Kevin Ellich - Analyst
Sorry to get back in the queue so quickly. Just had a couple of quarter questions. So hospice margins were down. Wondering if you could provide some color there, and when do you think we should see margins improve?
And then going back to the strong organic home health admissions growth, I think you did have an easier comp due to weather. Don, can you remind us how many agencies were hit last year with the really harsh winter weather? Just kind of trying to figure out what the normalized organic admissions rate should be. Thanks.
Keith Myers - Chairman and CEO
I'll answer the volume questions, Kevin, and then I'll throw to Dionne and we'll kind of maybe tagteam the hospice. But I don't have the specific number of agencies last year, but it was more. And you are right, that the comp and the hurdle was fairly weak. And before the weather hit us this year, we thought we were going to knock it out of the park. And remember I was so -- I was pretty excited about that during our last call.
But in my prepared comments, I'm trying to guide still to that 4% to 5% organic growth rate for this year. I mean, I -- honestly, I think it's a little conservative. But when I did our last projection in MORs and kind of took some seasonality into account, I got to the upper limit of that 5%. But I don't want to kind of get outside of that right now, and you guys get ahead of us on those volumes.
So I would probably stick with 4% to 4.5% as a pretty solid number. And I'll know a little bit more on our next call.
And so, just to kind of sum it up, we did have -- in our portfolio, we had tremendous weather impact this year as well. In fact, because of our Elk Valley location now being mature, which came on with Deaconess, those billable hours hurt us fairly deeply. And so all of that factored in is kind of why I moved away and moved up from that 2% to 3% organic growth rate.
Dionne, do you want to hit the hospice on those margins?
Dionne Viator - EVP, CFO and Treasurer
Sure. So the question about hospice and the decrease in margins there between this quarter and the last quarter in 2014 is primarily related to volume. We have had a reduction in volume between quarters, and then in this first quarter of 2015, the increase with payroll taxes has made a difference there as well.

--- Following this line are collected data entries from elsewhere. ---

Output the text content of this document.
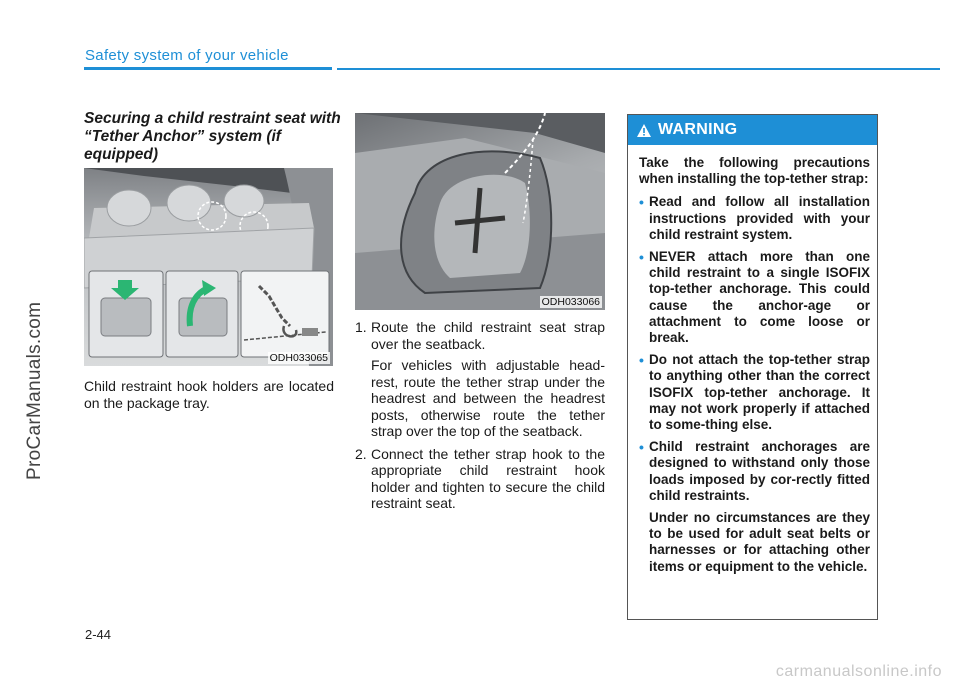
Safety system of your vehicle
ProCarManuals.com
Securing a child restraint seat with “Tether Anchor” system (if equipped)
ODH033065
Child restraint hook holders are located on the package tray.
ODH033066
1. Route the child restraint seat strap over the seatback.
For vehicles with adjustable head-rest, route the tether strap under the headrest and between the headrest posts, otherwise route the tether strap over the top of the seatback.
2. Connect the tether strap hook to the appropriate child restraint hook holder and tighten to secure the child restraint seat.
WARNING

Take the following precautions when installing the top-tether strap:

• Read and follow all installation instructions provided with your child restraint system.
• NEVER attach more than one child restraint to a single ISOFIX top-tether anchorage. This could cause the anchor-age or attachment to come loose or break.
• Do not attach the top-tether strap to anything other than the correct ISOFIX top-tether anchorage. It may not work properly if attached to some-thing else.
• Child restraint anchorages are designed to withstand only those loads imposed by cor-rectly fitted child restraints.
Under no circumstances are they to be used for adult seat belts or harnesses or for attaching other items or equipment to the vehicle.
2-44
carmanualsonline.info
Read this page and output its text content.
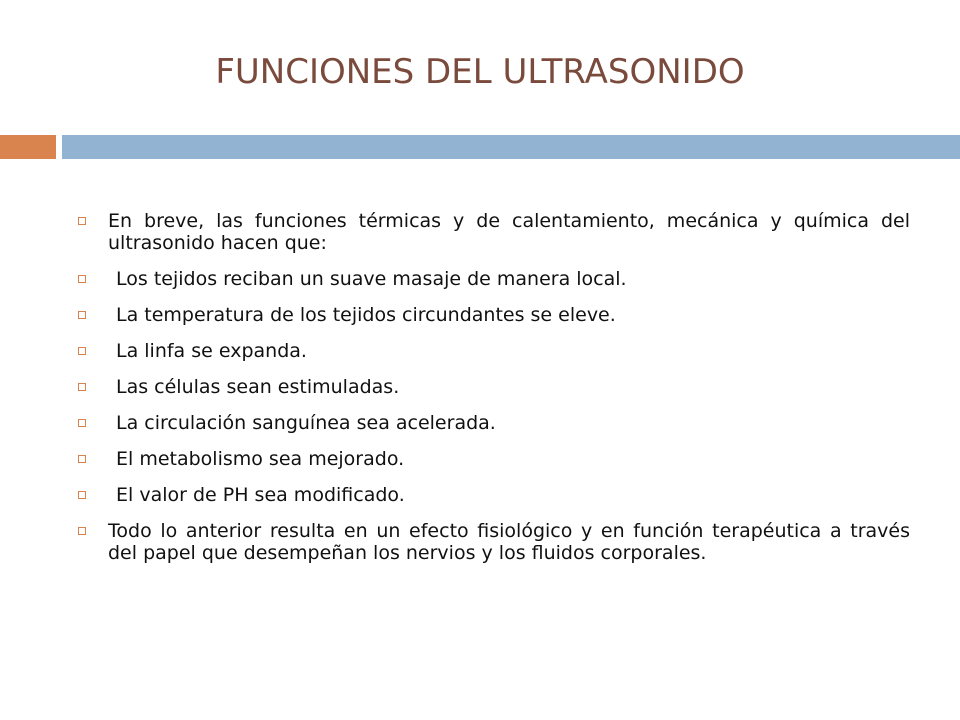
FUNCIONES DEL ULTRASONIDO
En breve, las funciones térmicas y de calentamiento, mecánica y química del ultrasonido hacen que:
Los tejidos reciban un suave masaje de manera local.
La temperatura de los tejidos circundantes se eleve.
La linfa se expanda.
Las células sean estimuladas.
La circulación sanguínea sea acelerada.
El metabolismo sea mejorado.
El valor de PH sea modificado.
Todo lo anterior resulta en un efecto fisiológico y en función terapéutica a través del papel que desempeñan los nervios y los fluidos corporales.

Keith Myers - Chairman and CEO
Great. And if I can, I'll just add to that. I think the payroll tax is probably substantive to there, is because when you look, pre-NCI, we are about almost 11% this period compared to about a 13% run rate. A lot of that was driven between just those two things that she alluded to. So I think that's going to blend back up if I was modeling it in, Kevin.
Kevin Ellich - Analyst
Okay. And just want to confirm a couple of things too, Dionne. I think in your prepared remarks, you said payroll tax hit gross margin by 40 basis points this quarter? Is that right?

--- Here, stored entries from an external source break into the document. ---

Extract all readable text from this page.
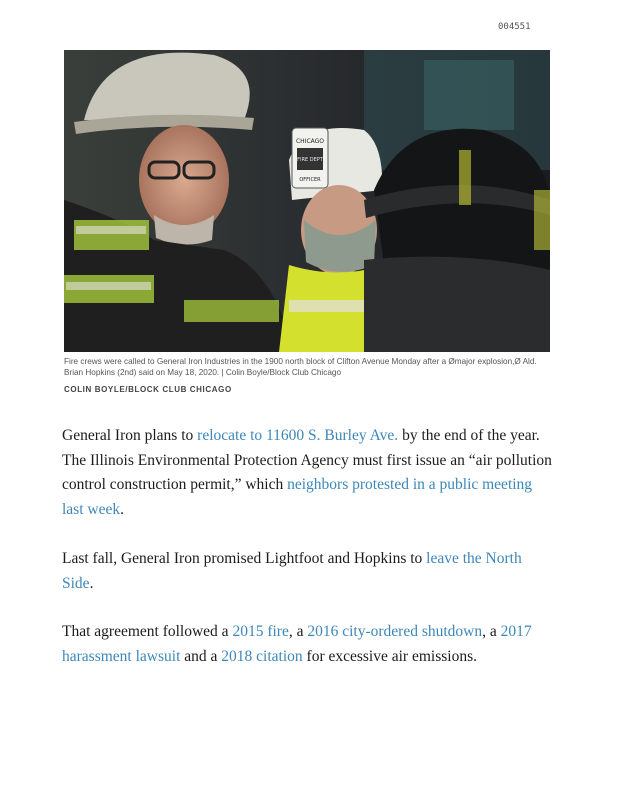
004551
CHICAGO
FIRE DEPT
OFFICER
Fire crews were called to General Iron Industries in the 1900 north block of Clifton Avenue Monday after a Ømajor explosion,Ø Ald. Brian Hopkins (2nd) said on May 18, 2020. | Colin Boyle/Block Club Chicago
COLIN BOYLE/BLOCK CLUB CHICAGO

General Iron plans to relocate to 11600 S. Burley Ave. by the end of the year. The Illinois Environmental Protection Agency must first issue an “air pollution control construction permit,” which neighbors protested in a public meeting last week.

Last fall, General Iron promised Lightfoot and Hopkins to leave the North Side.

That agreement followed a 2015 fire, a 2016 city-ordered shutdown, a 2017 harassment lawsuit and a 2018 citation for excessive air emissions.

Dionne Viator - EVP, CFO and Treasurer
Correct.
Kevin Ellich - Analyst
And what was the healthcare cost or the medical claims? Did you quantify that?
Dionne Viator - EVP, CFO and Treasurer
I didn't quantify it in my prepared remarks. But that was large claims that were right below $1 million as well for the current quarter.
Kevin Ellich - Analyst
Got you. And then last question on the financial stuff is, what's your current availability on your credit facility, in case you guys do look at doing some bigger deals?

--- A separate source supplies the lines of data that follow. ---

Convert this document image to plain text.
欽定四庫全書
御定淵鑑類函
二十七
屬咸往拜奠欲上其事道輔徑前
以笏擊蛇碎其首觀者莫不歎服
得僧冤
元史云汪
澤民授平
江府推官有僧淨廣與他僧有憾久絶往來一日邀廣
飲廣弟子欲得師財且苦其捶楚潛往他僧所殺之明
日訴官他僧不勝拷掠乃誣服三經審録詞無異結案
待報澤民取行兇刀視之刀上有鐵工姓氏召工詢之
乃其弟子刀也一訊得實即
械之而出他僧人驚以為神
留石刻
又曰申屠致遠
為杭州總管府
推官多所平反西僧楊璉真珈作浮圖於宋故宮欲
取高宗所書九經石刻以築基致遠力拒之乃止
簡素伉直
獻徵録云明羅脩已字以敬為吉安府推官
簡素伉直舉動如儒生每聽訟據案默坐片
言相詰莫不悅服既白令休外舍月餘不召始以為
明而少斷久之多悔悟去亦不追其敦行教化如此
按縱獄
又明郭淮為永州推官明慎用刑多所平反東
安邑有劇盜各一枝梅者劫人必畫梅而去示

Dionne Viator - EVP, CFO and Treasurer
On our current credit facility, we have about $165 million, but in discussions about that as well.
Kevin Ellich - Analyst
Okay. Sounds good. Thank you.
Operator
And I'm not showing any further questions at this time. I'd like to turn the call back over to Keith.
Keith Myers - Chairman and CEO
Okay, well, with no further questions, then thank you for joining us again and for listening on our call this morning. And as always, any questions that come up between calls, please feel free to reach out to us. Thank you and have a great day.
Operator
Ladies and gentlemen, this does conclude today's presentation. You may now disconnect and have a wonderful day.